Even so, until very recently the umbrella organization for academic classicists in the U.S. continued to be called the American Philological Association, as it had been since its founding in 1869. It was only in 2013 that the APA changed its name to the Society for Classical Studies (SCS), a literal — and politely framed — redefinition of the field. Less politely put, the field was no longer “philology and its groupies.” History, archaeology, art history, ethnography, and a host of other relevant disciplines were now philology’s equals in a loose and sometimes fractious coalition of pursuits aimed at studying the ancient classical world. The words “classical” and “classics” did survive, although tenuously and as legacy terms — really, only for convenience.

It seems to me, then, plausible to do a classics major as an undergraduate at Princeton without studying Latin or Greek. To the best of my knowledge, the history department has no language requirement for its majors. You can write your senior thesis on the early career of Genghis Khan without learning a word of Middle or Classical Mongolian (or Chinese), you can write about the Molotov-Ribbentrop pact with no Russian or German, and you can write about the PKK with no Kurdish or Turkish. Why, then, should a different standard apply to students whose main interest is in the history of the Greeks and Romans? 

That said, the Department of Classics probably is making a calculated gamble that officially demoting (so to speak) philology will actually have the effect of boosting it — if by that we mean jacking interest and enrollment in Latin and Greek. No longer frightened off by the requirement to learn these formidable languages, which to many undergraduates looks like a snarling dog at the gates of classics, more of them will sign up for the program in order to learn the things that capture their imaginations: the history, culture, politics, religion, etc., of the ancient world. And before they know it, a fair number of them will feel their imaginations tap them on the shoulder and say, “Don’t you want to know what it’s like to read these people’s writings in their own words, just as they wrote them millennia ago?”

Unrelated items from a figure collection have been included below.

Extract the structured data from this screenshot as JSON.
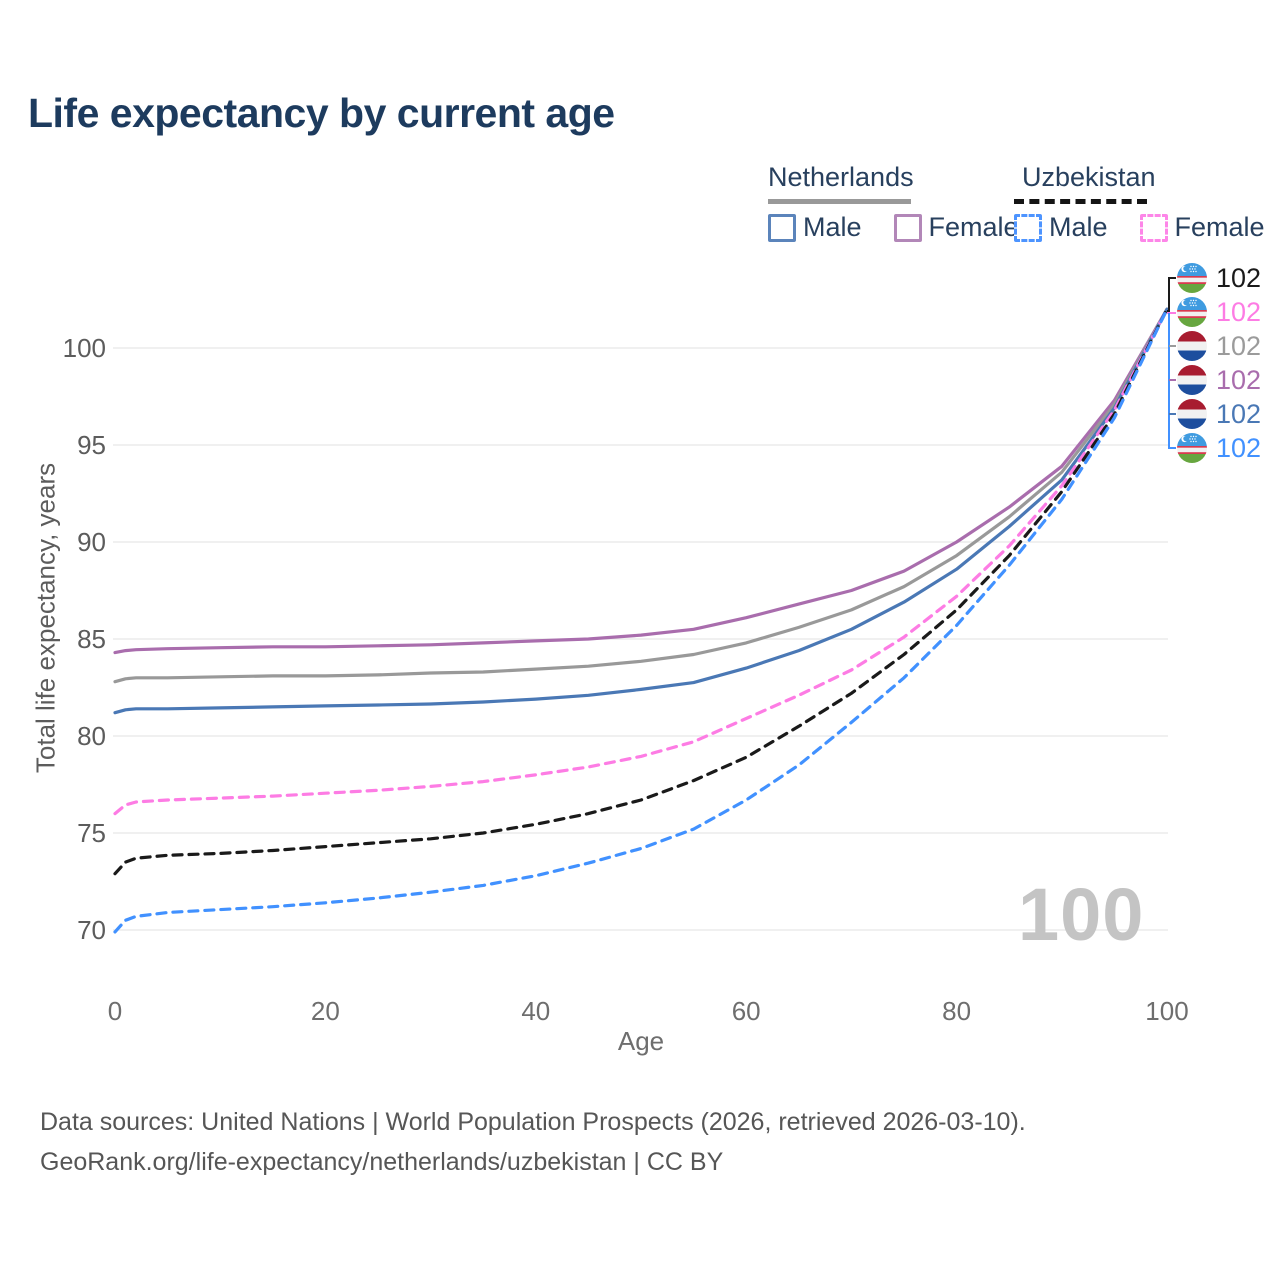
{
  "title": "Life expectancy by current age",
  "legend": {
    "groups": [
      {
        "name": "Netherlands",
        "line_style": "solid",
        "line_color": "#999999",
        "items": [
          {
            "label": "Male",
            "color": "#5b84bb",
            "style": "solid"
          },
          {
            "label": "Female",
            "color": "#b287b8",
            "style": "solid"
          }
        ]
      },
      {
        "name": "Uzbekistan",
        "line_style": "dashed",
        "line_color": "#151515",
        "items": [
          {
            "label": "Male",
            "color": "#4d94ff",
            "style": "dashed"
          },
          {
            "label": "Female",
            "color": "#fd86e8",
            "style": "dashed"
          }
        ]
      }
    ]
  },
  "chart_data": {
    "type": "line",
    "title": "Life expectancy by current age",
    "xlabel": "Age",
    "ylabel": "Total life expectancy, years",
    "xlim": [
      0,
      100
    ],
    "ylim": [
      69,
      103
    ],
    "x_ticks": [
      0,
      20,
      40,
      60,
      80,
      100
    ],
    "y_ticks": [
      70,
      75,
      80,
      85,
      90,
      95,
      100
    ],
    "grid": "horizontal",
    "legend_position": "top-right",
    "ages": [
      0,
      1,
      2,
      5,
      10,
      15,
      20,
      25,
      30,
      35,
      40,
      45,
      50,
      55,
      60,
      65,
      70,
      75,
      80,
      85,
      90,
      95,
      100
    ],
    "series": [
      {
        "name": "Netherlands Female",
        "country": "Netherlands",
        "sex": "Female",
        "color": "#a96dad",
        "dash": false,
        "values": [
          84.3,
          84.4,
          84.45,
          84.5,
          84.55,
          84.6,
          84.6,
          84.65,
          84.7,
          84.8,
          84.9,
          85.0,
          85.2,
          85.5,
          86.1,
          86.8,
          87.5,
          88.5,
          90.0,
          91.8,
          93.9,
          97.3,
          102
        ]
      },
      {
        "name": "Netherlands",
        "country": "Netherlands",
        "sex": "All",
        "color": "#999999",
        "dash": false,
        "values": [
          82.8,
          82.95,
          83.0,
          83.0,
          83.05,
          83.1,
          83.1,
          83.15,
          83.25,
          83.3,
          83.45,
          83.6,
          83.85,
          84.2,
          84.8,
          85.6,
          86.5,
          87.7,
          89.3,
          91.3,
          93.6,
          97.1,
          102
        ]
      },
      {
        "name": "Netherlands Male",
        "country": "Netherlands",
        "sex": "Male",
        "color": "#4a78b5",
        "dash": false,
        "values": [
          81.2,
          81.35,
          81.4,
          81.4,
          81.45,
          81.5,
          81.55,
          81.6,
          81.65,
          81.75,
          81.9,
          82.1,
          82.4,
          82.75,
          83.5,
          84.4,
          85.5,
          86.9,
          88.6,
          90.8,
          93.2,
          96.9,
          102
        ]
      },
      {
        "name": "Uzbekistan Female",
        "country": "Uzbekistan",
        "sex": "Female",
        "color": "#fd7ce4",
        "dash": true,
        "values": [
          76.0,
          76.45,
          76.6,
          76.7,
          76.8,
          76.9,
          77.05,
          77.2,
          77.4,
          77.65,
          78.0,
          78.4,
          78.95,
          79.7,
          80.9,
          82.1,
          83.4,
          85.1,
          87.2,
          89.8,
          92.9,
          96.8,
          102
        ]
      },
      {
        "name": "Uzbekistan",
        "country": "Uzbekistan",
        "sex": "All",
        "color": "#1a1a1a",
        "dash": true,
        "values": [
          72.9,
          73.5,
          73.7,
          73.85,
          73.95,
          74.1,
          74.3,
          74.5,
          74.7,
          75.0,
          75.45,
          76.0,
          76.7,
          77.7,
          78.9,
          80.5,
          82.2,
          84.2,
          86.5,
          89.3,
          92.6,
          96.6,
          102
        ]
      },
      {
        "name": "Uzbekistan Male",
        "country": "Uzbekistan",
        "sex": "Male",
        "color": "#4191ff",
        "dash": true,
        "values": [
          69.9,
          70.5,
          70.7,
          70.9,
          71.05,
          71.2,
          71.4,
          71.65,
          71.95,
          72.3,
          72.8,
          73.45,
          74.2,
          75.2,
          76.7,
          78.5,
          80.7,
          83.0,
          85.7,
          88.8,
          92.2,
          96.4,
          102
        ]
      }
    ],
    "end_labels": [
      {
        "flag": "uz",
        "value": "102",
        "color": "#1a1a1a"
      },
      {
        "flag": "uz",
        "value": "102",
        "color": "#fd7ce4"
      },
      {
        "flag": "nl",
        "value": "102",
        "color": "#9b9b9b"
      },
      {
        "flag": "nl",
        "value": "102",
        "color": "#a96dad"
      },
      {
        "flag": "nl",
        "value": "102",
        "color": "#4a78b5"
      },
      {
        "flag": "uz",
        "value": "102",
        "color": "#4191ff"
      }
    ],
    "age_watermark": "100"
  },
  "flag_colors": {
    "nl": {
      "red": "#a81c30",
      "white": "#f1f1f1",
      "blue": "#1d4e9e"
    },
    "uz": {
      "blue": "#3f9be0",
      "red": "#d93a4f",
      "white": "#f1f1f1",
      "green": "#67a63f"
    }
  },
  "footer": {
    "line1": "Data sources: United Nations | World Population Prospects (2026, retrieved 2026-03-10).",
    "line2": "GeoRank.org/life-expectancy/netherlands/uzbekistan | CC BY"
  }
}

That’s not unlike the way I got my start in the classical languages. When I arrived at Princeton as a freshman, I had no thought of studying Greek or Latin, or of taking any classics courses. I was leaning towards a German major. But the German authors I was most interested in — Goethe, Schopenhauer, Nietzsche — talked endlessly about the Greeks. Nietzsche even taught classical philology himself for a time. So I stuck my toe in, darkening the classics department’s door for the first time in fall of my sophomore year to attend beginning Greek. No requirement made me do it. I still thought of Greek as something to help me understand 19th-century German thinkers so I could be a smarter German major. That changed in a hurry. I added beginning Latin the following semester. Soon the hook was in my mouth — for me, it was reading Homer in the original more than anything else — and I was an accidental classics major.

After graduating from Princeton, George Angell ’76 earned an M.A. in classics at the University of North Carolina (Chapel Hill).  He served for 37 years as a linguist and foreign affairs analyst with the U.S. government, retiring in 2019.  He lives with his wife in Baltimore, where he is currently translating two Turkish novels.